The two numbers you show, 1728 and 191744, require ten explicit bits in the significand (nine stored), since 191744 begins with bits 10111010112. The exponents (given a significand normalized to [1, 2)) would be 10 and 17, so you need to be able to encode eight values in the exponent field. However, if you want to reserve one exponent encoding for infinity/NaN, you need nine values. So your exponent needs four bits. (E.g., you could use four bits with a bias of 10, which would be unusual but not impossible, so that 00002 represents exponent 10 and 01112 represents exponent 17. This would make 1728 a subnormal number.) So, representing 1728 and 191744 requires one sign bit, four exponent bits, and nine significand bits. That leaves ten bits for you to allocate any way you wish.

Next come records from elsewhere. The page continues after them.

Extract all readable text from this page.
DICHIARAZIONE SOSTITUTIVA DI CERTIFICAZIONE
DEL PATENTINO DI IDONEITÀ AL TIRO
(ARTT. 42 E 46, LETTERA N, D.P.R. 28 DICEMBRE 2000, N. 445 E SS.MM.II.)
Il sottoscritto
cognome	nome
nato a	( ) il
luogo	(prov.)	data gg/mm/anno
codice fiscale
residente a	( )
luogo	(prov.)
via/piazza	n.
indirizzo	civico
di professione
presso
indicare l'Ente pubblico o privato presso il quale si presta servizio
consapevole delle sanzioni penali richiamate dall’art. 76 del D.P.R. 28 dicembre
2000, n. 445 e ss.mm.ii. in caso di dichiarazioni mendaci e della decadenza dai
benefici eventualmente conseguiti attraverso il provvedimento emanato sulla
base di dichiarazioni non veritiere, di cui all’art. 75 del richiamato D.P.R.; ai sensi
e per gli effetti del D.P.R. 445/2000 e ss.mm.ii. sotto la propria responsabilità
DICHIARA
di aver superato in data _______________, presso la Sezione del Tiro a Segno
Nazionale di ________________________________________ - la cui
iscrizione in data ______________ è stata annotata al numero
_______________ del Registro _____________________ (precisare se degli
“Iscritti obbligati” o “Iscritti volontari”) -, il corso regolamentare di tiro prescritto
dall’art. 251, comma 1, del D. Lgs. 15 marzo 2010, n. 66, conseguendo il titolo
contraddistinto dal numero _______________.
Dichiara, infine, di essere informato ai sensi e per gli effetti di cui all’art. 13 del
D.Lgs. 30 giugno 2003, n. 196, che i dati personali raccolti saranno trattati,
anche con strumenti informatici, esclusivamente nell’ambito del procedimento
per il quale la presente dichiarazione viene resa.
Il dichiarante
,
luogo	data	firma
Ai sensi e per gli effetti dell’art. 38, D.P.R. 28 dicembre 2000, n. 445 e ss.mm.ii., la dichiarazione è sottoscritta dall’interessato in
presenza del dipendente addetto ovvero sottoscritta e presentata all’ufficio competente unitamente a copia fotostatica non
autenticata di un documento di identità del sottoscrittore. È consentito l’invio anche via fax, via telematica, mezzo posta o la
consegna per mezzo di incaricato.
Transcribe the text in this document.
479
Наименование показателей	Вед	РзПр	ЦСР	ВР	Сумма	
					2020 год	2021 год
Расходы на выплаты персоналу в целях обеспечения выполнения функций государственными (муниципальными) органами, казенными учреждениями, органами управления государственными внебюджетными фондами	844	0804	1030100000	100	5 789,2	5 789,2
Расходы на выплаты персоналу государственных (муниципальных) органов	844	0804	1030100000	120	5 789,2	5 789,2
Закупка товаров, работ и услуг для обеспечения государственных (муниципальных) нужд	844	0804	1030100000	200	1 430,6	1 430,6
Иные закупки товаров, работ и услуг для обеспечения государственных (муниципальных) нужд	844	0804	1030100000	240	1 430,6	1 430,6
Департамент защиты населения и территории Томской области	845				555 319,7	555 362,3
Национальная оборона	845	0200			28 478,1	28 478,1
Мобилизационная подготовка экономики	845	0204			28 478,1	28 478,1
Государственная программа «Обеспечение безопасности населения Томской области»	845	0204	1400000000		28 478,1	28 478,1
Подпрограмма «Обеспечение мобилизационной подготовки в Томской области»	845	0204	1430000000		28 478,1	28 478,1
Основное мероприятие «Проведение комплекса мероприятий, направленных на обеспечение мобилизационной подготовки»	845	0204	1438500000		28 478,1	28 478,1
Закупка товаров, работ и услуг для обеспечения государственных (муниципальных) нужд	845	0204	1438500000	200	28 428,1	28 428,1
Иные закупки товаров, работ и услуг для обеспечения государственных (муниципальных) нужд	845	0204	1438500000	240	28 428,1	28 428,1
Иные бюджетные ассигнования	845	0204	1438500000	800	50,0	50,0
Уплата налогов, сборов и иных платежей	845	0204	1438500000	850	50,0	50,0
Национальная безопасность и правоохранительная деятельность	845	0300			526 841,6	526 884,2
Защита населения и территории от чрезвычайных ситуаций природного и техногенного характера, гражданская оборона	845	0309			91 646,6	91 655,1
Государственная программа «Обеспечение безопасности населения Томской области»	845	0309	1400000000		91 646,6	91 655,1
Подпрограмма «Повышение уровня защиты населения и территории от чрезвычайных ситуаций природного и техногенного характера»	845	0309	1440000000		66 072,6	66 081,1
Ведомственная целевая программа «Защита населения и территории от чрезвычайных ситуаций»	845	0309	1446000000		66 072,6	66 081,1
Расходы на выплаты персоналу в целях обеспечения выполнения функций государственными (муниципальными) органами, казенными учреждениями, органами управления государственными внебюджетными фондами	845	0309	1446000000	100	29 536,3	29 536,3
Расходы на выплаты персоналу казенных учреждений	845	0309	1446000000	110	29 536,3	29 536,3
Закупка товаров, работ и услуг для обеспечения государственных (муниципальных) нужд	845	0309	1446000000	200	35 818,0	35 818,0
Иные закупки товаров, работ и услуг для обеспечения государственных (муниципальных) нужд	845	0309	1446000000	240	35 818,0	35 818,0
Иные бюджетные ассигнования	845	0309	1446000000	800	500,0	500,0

A custom floating-point format is generally useful only for storage, and only when memory use is critical. On any hardware with floating-point support, the native floating-point format will be greatly faster than software implementations of a custom format. So it is usually preferable to convert from the custom format to a hardware-supported format when reading from storage, to perform all computations (including storing intermediate values to memory temporarily) with the hardware format, and to convert back to the custom format just prior to long-term storage.
1 Significand is the preferred term, not mantissa. Mantissas are logarithmic (the fractional part of a logarithm), whereas significands are linear (the fractional part of a floating-point number).